Relearning Emacs

The last time I used Emacs regularly, the computers were SPARC pizza-boxes, and every time you logged off, the screen would display how many dollars and cents you owed the central computing office for mainframe activity.

Emacs is a text editor, written in the 70s by the same guy that brought you most of Linux -- but not the guy for which Linux is named. Like its thirty-year-old competitor vi, Emacs was designed for keyboard-bound programming folk with muscle memory bulging from every digit. Every command has a succinct keyboard shortcut, often involving intricate chords of the control, alt, and shift keys, together with every other available key, the power button, and an occasional wiggle of the network cable.

For instance, to move down four lines within an open file, insert the word "apple" after the sixth word in the sentence, save, and exit, the command is straightforward:

Ctrl+u 4 Ctrl+n Ctrl+u 6 Alt+f Space apple Ctrl+x Ctrl+s Ctrl+x Ctrl+c

Just what you'd expect compared to vi's nonsensical alphabet soup:

Esc 4 j 7 w i apple Space Esc : w q Enter

So, right there you can see why I'm keen to jump back into Emacs.
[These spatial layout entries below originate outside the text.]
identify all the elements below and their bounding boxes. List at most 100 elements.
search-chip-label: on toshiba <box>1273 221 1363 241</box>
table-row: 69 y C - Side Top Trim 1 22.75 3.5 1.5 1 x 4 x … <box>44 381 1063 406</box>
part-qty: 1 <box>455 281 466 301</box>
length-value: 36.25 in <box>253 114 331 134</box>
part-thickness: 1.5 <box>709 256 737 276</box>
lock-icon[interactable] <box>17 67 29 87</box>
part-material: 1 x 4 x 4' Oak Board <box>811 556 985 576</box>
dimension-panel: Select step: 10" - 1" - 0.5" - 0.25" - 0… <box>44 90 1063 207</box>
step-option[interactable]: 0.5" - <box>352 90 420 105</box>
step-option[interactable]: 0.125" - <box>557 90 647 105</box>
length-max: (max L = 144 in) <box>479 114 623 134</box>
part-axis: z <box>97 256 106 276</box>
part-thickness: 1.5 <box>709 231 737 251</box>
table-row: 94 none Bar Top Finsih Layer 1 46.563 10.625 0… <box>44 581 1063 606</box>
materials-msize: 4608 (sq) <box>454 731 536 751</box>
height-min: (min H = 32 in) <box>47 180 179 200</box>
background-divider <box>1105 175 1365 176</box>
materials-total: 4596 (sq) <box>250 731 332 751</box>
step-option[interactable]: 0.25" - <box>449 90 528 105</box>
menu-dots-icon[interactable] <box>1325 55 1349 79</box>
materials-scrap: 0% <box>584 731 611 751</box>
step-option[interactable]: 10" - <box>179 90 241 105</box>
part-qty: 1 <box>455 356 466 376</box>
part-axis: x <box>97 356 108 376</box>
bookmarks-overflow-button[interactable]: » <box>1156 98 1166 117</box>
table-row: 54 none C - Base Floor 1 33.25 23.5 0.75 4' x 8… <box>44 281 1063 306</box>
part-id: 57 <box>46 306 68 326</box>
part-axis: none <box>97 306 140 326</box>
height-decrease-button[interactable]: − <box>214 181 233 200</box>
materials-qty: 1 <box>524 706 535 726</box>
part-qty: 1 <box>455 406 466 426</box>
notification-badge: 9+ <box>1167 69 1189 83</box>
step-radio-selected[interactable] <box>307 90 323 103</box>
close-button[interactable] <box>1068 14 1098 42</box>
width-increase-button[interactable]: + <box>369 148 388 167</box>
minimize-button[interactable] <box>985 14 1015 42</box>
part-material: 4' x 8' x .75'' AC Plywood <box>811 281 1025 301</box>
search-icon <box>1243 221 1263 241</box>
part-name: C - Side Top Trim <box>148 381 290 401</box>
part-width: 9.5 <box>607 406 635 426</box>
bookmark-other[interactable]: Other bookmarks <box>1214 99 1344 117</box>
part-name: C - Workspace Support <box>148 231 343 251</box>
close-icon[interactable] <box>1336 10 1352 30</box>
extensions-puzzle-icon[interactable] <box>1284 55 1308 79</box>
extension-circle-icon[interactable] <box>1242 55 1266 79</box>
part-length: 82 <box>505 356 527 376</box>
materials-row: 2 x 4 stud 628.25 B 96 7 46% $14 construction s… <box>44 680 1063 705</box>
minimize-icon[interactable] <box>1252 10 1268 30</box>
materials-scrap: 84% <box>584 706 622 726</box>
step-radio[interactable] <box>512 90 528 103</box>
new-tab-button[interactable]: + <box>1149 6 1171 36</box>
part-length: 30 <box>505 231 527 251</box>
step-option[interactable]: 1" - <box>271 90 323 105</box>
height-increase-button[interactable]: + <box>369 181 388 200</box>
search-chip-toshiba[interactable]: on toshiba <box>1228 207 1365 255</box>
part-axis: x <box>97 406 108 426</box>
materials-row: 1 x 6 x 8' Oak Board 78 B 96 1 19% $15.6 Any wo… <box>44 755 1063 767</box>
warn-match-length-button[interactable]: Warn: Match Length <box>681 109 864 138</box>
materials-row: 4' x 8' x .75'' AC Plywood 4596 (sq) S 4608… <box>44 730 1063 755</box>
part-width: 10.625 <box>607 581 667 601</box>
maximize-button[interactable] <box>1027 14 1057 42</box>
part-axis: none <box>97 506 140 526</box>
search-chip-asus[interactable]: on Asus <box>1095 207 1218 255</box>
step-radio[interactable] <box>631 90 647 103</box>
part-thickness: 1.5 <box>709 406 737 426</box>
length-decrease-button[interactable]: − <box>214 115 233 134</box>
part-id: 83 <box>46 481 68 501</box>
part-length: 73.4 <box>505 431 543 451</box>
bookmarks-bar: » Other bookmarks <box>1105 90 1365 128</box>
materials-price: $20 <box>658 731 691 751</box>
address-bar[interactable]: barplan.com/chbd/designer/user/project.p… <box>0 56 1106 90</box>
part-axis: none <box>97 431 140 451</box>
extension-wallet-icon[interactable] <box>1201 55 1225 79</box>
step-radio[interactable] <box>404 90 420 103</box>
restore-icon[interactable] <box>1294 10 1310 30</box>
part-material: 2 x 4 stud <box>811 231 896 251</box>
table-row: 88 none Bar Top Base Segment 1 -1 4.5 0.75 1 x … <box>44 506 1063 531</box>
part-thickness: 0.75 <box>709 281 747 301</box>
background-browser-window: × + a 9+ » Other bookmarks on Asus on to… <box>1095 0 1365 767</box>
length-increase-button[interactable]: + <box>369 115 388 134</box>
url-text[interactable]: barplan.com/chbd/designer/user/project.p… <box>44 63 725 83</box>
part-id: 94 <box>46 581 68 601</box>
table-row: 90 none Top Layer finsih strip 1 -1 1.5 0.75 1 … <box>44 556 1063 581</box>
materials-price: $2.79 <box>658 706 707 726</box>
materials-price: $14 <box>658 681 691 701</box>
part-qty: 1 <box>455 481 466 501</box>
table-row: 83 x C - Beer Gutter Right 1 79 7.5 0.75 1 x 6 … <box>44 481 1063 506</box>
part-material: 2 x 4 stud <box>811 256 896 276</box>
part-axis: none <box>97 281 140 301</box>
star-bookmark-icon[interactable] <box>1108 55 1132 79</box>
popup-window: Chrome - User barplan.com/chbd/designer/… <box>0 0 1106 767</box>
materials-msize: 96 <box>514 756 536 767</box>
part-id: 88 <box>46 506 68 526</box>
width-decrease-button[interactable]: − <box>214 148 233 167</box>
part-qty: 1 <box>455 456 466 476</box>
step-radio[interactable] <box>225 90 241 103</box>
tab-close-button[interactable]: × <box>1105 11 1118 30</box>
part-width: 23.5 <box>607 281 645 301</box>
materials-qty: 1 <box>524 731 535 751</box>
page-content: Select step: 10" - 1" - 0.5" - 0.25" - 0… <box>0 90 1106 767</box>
And I haven't even mentioned the customizations that can be conjured via Elisp.

Why shell out for Microsoft Word when Emacs is free and runs on all operating systems? Side by side they're virtually indistinguishable:

Word v. Emacs

Figure 1: Microsoft Word and Emacs. Can you see a difference?

It should only take a couple more weeks before I reliably remember how to open a file, and perhaps another couple to master escaping the minibuffer, but by then -- provided my wrists don't cramp up -- I'll truly be an Emacs wiz.

Sarcasm aside, I actually am retraining myself to use Emacs. I've got the O'Reilly book and everything. A powerful editor is important in my line of work and I'm sick of jumping between different and incompatible programs on Windows and Linux (and maybe someday, Mac). Even the wacky keystrokes start making sense after a while, and they beat the pants off reaching for the mouse every ten seconds.

Archived Comments

  1. Brian Hampson on 20080306.Thursday:
    "My line of work" What EXACTLY _IS_ your line of work these days ? ;)
  2. Dave on 20080307.Friday:
    Fair question. If you were to look in on me this past work you'd be justified in guessing my job has something to do with distilling the US election primaries into a Lego robot. That, and learning jQuery, Erlang, and the aforementioned Emacs. Also I paid a few bills by writing humdinger SQL queries and righteous shell scripts.